Here are three ways we can shift our approach.
- Flip the script on sustainability initiatives.Today, brands are competing for who has the newest strategy, the biggest commitment, or the latest trademark.
This works from a marketing perspective: audiences remember the splashy announcements. But what if, instead, the agricultural supply chain competed to achieve the greatest outcomes? Companies would be incentivized to adopt actionable frameworks to accelerate real farm-level change, instead of pushing out the next biggest promise. Press releases would be reporting progress, not making 20-year promises that may or may not be achievable - Standardize the measure of success.With our current model, companies are each using their own yardsticks to define sustainability performance. We are all working toward the same goals, but companies define success differently, meaning there is no ability to compare one outcome to the next.
If we are to make any meaningful progress, we need a common language for sustainability. One yardstick — or standard — to collectively measure success across the range of sustainable outcomes that consumers, investors, and other stakeholders are demanding. Otherwise, we are duplicating efforts across the industry, wasting time, energy, and money reinventing the wheel — and pulling farmers in many directions — with each new initiative. - Show the receipts.Transforming the agricultural supply chain requires third-party verification. This is non-negotiable.

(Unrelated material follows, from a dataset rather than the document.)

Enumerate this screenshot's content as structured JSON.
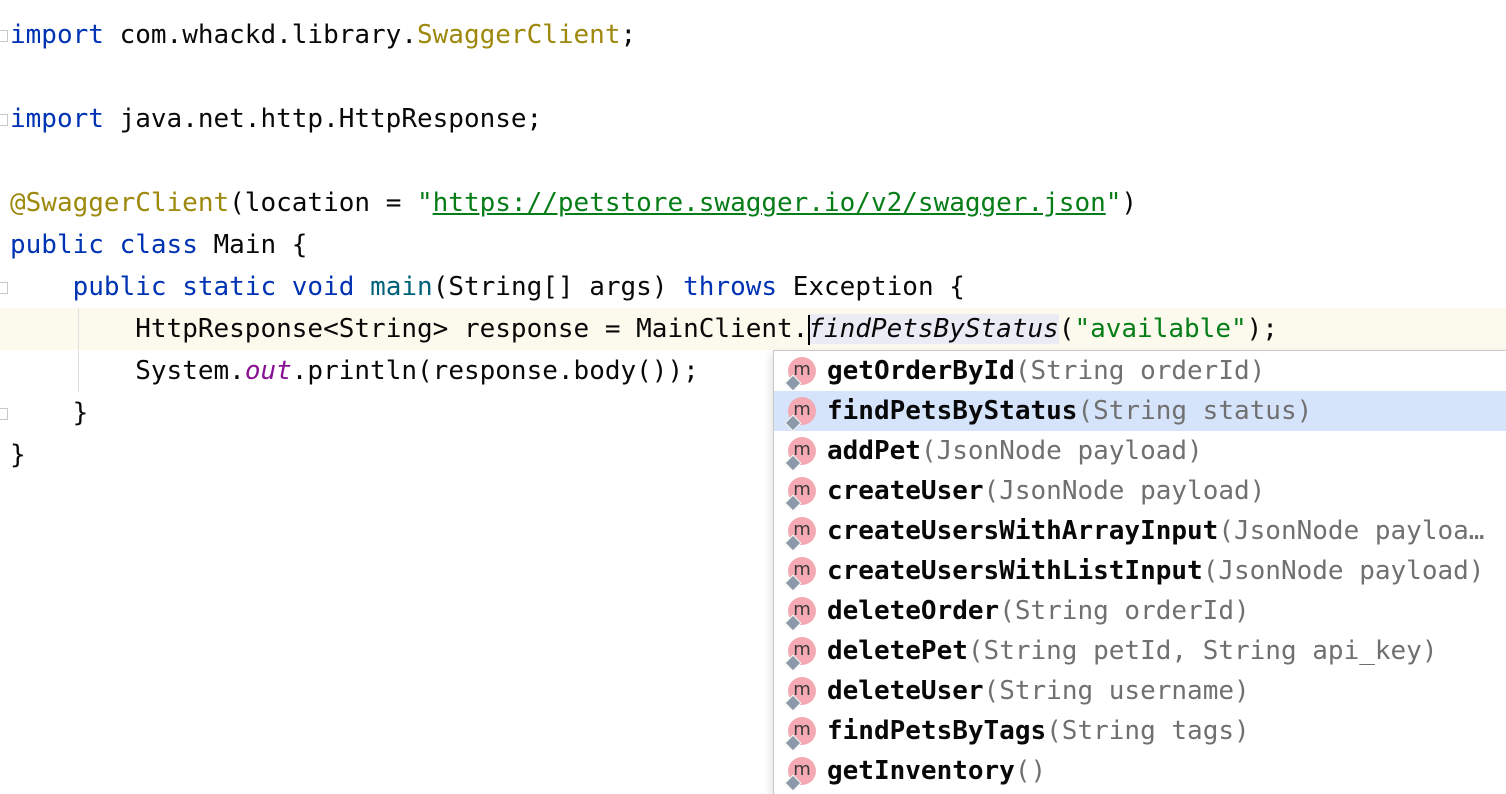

There is a pervasive, deeply seated lack of trust across the business ecosystem — not only between consumers and brands but also between levels of the value chain. Third-party auditing creates trust through verifiable receipts. This enables the distribution of value across the business ecosystem, such as providing premiums to farmers and ranchers, licenses to operate, or preferred terms on contracts, to name a few.
Ultimately, a company branding itself to a new initiative is not going to change anything for global agriculture. By focusing on the greatest outcomes — rather than the most memorable press release — we can unlock the power of free market competition to drive planetary-scale change. Agreeing to a common language to measure success, and third-party auditing that success, will be critical to harnessing the full potential of the private sector.